党の公認が決まったのは、衆院選公示のわずか4日前だった。異例の「短期決戦」は、ポスター張りやビラ配りの人手すらままならない候補者を追い詰めた。 国政には初挑戦でも、東京都議を2期務め、公選法については知っていたはずだった。だが、焦りはそんな候補者をも法規範の外に追いやったとみられる。 ◇大学生らに総額45万円以上 2月8日に投開票があった衆院選で、選挙運動をしてもらうために法定外の報酬を支払ったとして、警視庁捜査2課は20日、東京7区(東京都渋谷、港区)で国民民主党から新人候補として出馬した元都議の入江伸子容疑者(63)=港区虎ノ門1=ら女性3人を公職選挙法違反(買収)容疑で逮捕した。急な衆院の解散・総選挙を受け、かき集めた大学生ら10人以上に対し、ビラ配りの対価として総額45万円以上を支払っていたという。 他に逮捕されたのはSNSマーケティング会社社長の菅原京香(25)=横浜市金沢区富岡西7=と、コンサルティング会社社長の佐藤芳子(63)=千代田区一番町=の両容疑者。 ◇人集めを会社社長に依頼か 公選法は、特定候補を当選させるための活動を選挙運動と定め、選管に届け出た一部の運動員を除き、選挙運動をする人に金銭を支払うことを禁じている。
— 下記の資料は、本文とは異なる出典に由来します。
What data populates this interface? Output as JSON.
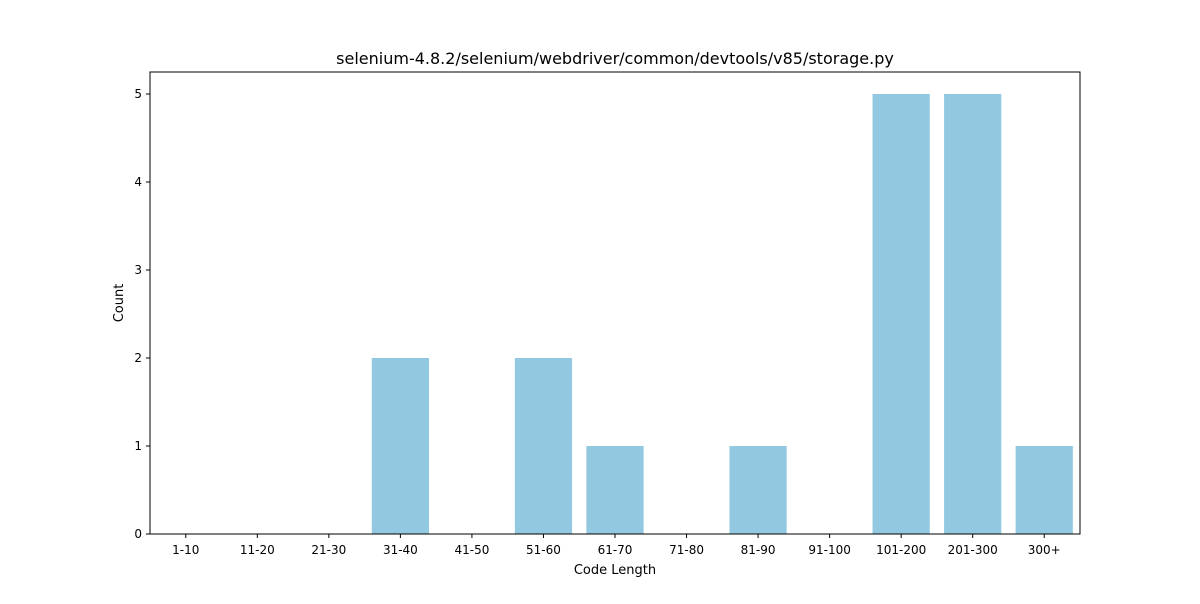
{
  "chart_data": {
    "type": "bar",
    "title": "selenium-4.8.2/selenium/webdriver/common/devtools/v85/storage.py",
    "xlabel": "Code Length",
    "ylabel": "Count",
    "categories": [
      "1-10",
      "11-20",
      "21-30",
      "31-40",
      "41-50",
      "51-60",
      "61-70",
      "71-80",
      "81-90",
      "91-100",
      "101-200",
      "201-300",
      "300+"
    ],
    "values": [
      0,
      0,
      0,
      2,
      0,
      2,
      1,
      0,
      1,
      0,
      5,
      5,
      1
    ],
    "ylim": [
      0,
      5.25
    ],
    "yticks": [
      "0",
      "1",
      "2",
      "3",
      "4",
      "5"
    ],
    "bar_color": "#92c9e0",
    "grid": false,
    "legend": "none"
  }
}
また、届け出た運動員についても規定以上の額を支払うことはできない。 警視庁や捜査関係者によると、入江容疑者は1月、菅原容疑者に選挙のための人集めを依頼。報酬に充てる資金は、陣営の会計事務を担当していた佐藤容疑者から菅原容疑者の会社の口座に振り込まれたという。 ◇学生には口止め「言わないで」 人集めはSNS運用を専門にする菅原容疑者が担い、自社でインターンをする大学生に声を掛けたり、自身の同窓生を通じて募ったりしていた。 募集には電話や通信アプリが使われ、日当1万円が菅原容疑者の会社から学生らの口座に振り込まれるなどしていた。菅原容疑者は報酬について学生たちに「このことは誰にも言わないで」と伝えていたといい、警視庁は違法性の認識を持っていた可能性があるとみている。 逮捕容疑は1月下旬~2月上旬、入江容疑者に投票を呼びかけるためのビラを配る選挙運動を依頼する見返りとして、10~20代の女子大学生5人に対して計27万円の報酬を支払ったとしている。警視庁は3人の認否を明らかにしていない。報酬を受け取った大学生らも公選法違反(被買収)容疑で任意で調べている。 ◇結果は落選、比例復活にも遠く及ばず 入江容疑者は元フジテレビ社員で、都民ファースト所属の都議2期8年を経て、2025年6月に国民民主党に入党。衆院選には今回初めて挑戦し、6人が出馬した東京7区で4番目で落選した。得票は有効投票の1割に満たない2万1018票で、比例復活にも至らなかった。 SNS上では「息子2人はいずれも東京大」とアピールし、「職業は政治家です」と発信していた。